El poder del «like» de las redes sociales

El poder del «like» de las redes sociales

En la actualidad, el término «red social» se encuentra en constante crecimiento. Este fue denominado principalmente por los antropólogos ingleses John Barnes y Elizabeth Bott, al proponer que resultaba imprescindible en las relaciones humanas, considerar lazos externos con los familiares u otras personas pertenecientes a diversos grupos sociales.

El desarrollo de las Tecnologías de la Información y las Comunicaciones (TICs) ha permitido el auge de este tipo de agrupación en los espacios virtuales. En este contexto, las redes sociales  constituyen un grupo de aplicaciones basadas en Internet que han sido definidas como plataformas con una doble perspectiva mediática y auto-comunicativa que conforman estructuras tecno-sociales y generan un amplio sistema de relaciones.

Su penetración en todo en todo el mundo es cada vez mayor: más de 3.000 millones de personas, lo que representa el 42% de la población mundial, usan redes sociales con Facebook y YouTube a la cabeza, de acuerdo con las más recientes estadísticas. En la última década, las redes sociales han adquirido un papel dominante en la vida de las personas, influyendo en sus relaciones, comunicación y bienestar emocional. Diversos estudios han explorado cómo estas plataformas afectan el comportamiento social y psicológico, destacando la creciente dependencia al reconocimiento social expresado a través de “likes” y comentarios.

El fenómeno del “like” ha evolucionado desde ser un simple gesto de aprobación hasta convertirse en una necesidad para muchos usuarios, quienes asocian su autoestima y validación personal con la cantidad de interacciones recibidas.

Algunos autores señalan que el uso excesivo de redes sociales está correlacionado con síntomas de adicción, y que el refuerzo positivo que proporcionan los “likes” actúa como un estímulo que perpetúa el comportamiento compulsivo. Asimismo, estudios de neurociencia muestran que la activación de centros de recompensa en el cerebro al recibir aprobación social contribuye a este patrón. Además, las redes sociales modifican la percepción del individuo sobre sí mismo y su entorno, fomentando comparaciones constantes que pueden derivar en sentimientos de insatisfacción y competencia. El impacto de estos mecanismos es especialmente notable en adolescentes y jóvenes, quienes están en una etapa crítica de desarrollo emocional.

Las redes sociales nos han permitido estar más cerca los unos de los otros, estar a la última en cuanto a moda o noticias e incluso, poder tanto crear como ver historias, imágenes y vídeos. Sin embargo, estar siempre conectado en las redes sociales plantea un gran problema que afecta sobre todo a la población más joven. Por lo tanto, se crea así un sistema de aprobación y validación social en base al número de “likes”. Para las personas afectadas por este fenómeno, los “me gustas” son la medición de su éxito, afectando negativamente a su felicidad y bienestar cuando no alcanzan el número de “likes” que desean.

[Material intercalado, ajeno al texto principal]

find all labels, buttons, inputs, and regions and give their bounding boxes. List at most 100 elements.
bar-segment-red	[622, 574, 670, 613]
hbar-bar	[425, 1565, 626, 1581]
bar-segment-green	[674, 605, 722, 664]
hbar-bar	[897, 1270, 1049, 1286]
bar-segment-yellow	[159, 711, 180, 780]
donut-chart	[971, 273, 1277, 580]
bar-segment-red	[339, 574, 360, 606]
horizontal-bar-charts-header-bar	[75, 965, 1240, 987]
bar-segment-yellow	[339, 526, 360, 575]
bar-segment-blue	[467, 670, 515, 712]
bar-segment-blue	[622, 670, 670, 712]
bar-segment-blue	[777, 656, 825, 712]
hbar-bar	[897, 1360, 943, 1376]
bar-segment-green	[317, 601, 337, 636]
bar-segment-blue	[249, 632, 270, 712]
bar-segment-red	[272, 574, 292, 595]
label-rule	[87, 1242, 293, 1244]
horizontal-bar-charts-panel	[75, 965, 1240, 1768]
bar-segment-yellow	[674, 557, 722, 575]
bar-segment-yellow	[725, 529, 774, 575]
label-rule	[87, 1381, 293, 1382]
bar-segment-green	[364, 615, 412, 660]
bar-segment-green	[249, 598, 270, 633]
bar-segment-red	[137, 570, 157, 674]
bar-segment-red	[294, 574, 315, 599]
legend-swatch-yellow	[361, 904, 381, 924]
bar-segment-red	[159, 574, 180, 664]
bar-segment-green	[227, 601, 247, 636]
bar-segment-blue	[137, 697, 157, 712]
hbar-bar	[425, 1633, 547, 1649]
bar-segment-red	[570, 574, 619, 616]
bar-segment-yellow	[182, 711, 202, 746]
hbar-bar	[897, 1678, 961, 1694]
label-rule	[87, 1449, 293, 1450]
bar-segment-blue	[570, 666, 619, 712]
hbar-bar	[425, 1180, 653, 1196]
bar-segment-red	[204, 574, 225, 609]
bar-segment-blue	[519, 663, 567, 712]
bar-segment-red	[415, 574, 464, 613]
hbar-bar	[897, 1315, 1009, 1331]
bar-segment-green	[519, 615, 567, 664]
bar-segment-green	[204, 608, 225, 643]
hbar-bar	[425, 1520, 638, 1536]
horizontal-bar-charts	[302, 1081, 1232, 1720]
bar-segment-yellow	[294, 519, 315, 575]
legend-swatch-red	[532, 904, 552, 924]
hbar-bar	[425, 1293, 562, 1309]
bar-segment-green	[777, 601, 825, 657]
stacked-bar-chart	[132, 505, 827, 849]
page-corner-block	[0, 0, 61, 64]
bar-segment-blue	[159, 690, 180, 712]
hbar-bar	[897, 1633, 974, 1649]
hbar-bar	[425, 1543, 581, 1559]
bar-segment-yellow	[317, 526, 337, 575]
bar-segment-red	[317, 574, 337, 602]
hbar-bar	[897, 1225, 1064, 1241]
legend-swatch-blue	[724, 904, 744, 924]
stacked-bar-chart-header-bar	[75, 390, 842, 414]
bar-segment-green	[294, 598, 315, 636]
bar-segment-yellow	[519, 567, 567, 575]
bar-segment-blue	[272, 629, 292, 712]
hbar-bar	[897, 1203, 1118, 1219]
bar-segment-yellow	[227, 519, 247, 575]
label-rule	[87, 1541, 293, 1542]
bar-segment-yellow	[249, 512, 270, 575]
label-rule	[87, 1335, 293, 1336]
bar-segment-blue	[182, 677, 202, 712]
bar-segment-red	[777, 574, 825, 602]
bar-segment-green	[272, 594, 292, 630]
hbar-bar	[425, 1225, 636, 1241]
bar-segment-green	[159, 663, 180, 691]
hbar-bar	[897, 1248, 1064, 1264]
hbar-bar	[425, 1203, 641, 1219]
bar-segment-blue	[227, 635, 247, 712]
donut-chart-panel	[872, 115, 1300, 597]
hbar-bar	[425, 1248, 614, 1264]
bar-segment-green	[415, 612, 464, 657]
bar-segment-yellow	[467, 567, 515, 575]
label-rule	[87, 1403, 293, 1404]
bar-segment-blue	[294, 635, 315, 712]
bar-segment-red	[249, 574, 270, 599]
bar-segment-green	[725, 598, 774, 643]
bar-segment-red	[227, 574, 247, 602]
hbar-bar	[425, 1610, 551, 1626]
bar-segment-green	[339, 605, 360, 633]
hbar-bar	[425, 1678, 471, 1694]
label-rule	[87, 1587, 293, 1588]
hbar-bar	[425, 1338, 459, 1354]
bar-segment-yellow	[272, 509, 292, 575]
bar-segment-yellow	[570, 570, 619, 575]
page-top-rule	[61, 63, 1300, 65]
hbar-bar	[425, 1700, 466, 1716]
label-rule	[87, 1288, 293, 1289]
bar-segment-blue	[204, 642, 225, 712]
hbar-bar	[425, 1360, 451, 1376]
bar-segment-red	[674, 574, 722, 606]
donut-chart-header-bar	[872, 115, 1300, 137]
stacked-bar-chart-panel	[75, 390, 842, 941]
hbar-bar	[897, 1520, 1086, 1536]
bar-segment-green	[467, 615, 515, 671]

Por consiguiente, deberíamos entender cuáles son las consecuencias de vivir en una sociedad del vacío, que busca en todo lo virtual esa falsa felicidad que está basada en el consumo. En este punto deberíamos plantearnos cuál es el daño que las redes están provocando en la sociedad. La velocidad en la que vivimos, en un mundo lleno de barridos de imagen y dónde lo efímero forma parte de la cabecera de las redes.

¿Pero realmente dónde nos lleva esta urgencia de vivir tan rápidamente?

Ansiedades, depresiones y vacíos existenciales llenan esa tela de araña que nos envuelve al ser humano, regido por un gran ego y un absorbido individualismo. Así de esta manera, anestesiados por un mundo falso liderado por las redes, vaciamos  nuestro verdadero sentido de la vida, y apagamos nuestro mundo interno. Nos llenamos de una indiferencia que nos anula la capacidad de sentir el verdadero mundo que nos rodea. Y aquí, en este momento, es cuando deberíamos reflexionar y apretar el botón rojo, que no nos arrastre a la destrucción de la verdadera esencia del ser humano.

Esa esencia que no es más que nuestra identidad construida y esa dimensión invariable de cuerpo y espíritu, y que si somos capaces de retirar la armadura podremos descubrir, porque como decía Antoine De Sanit- Exupéry en su Principito “lo esencial es invisible a los ojos”. Y eso “esencial” çomo el amor, la paz interior o la amistad no tiene flitro ni hashtag. No se publica y reconecta verdaderamente con lo invisible que, paradójicamente, es lo más real.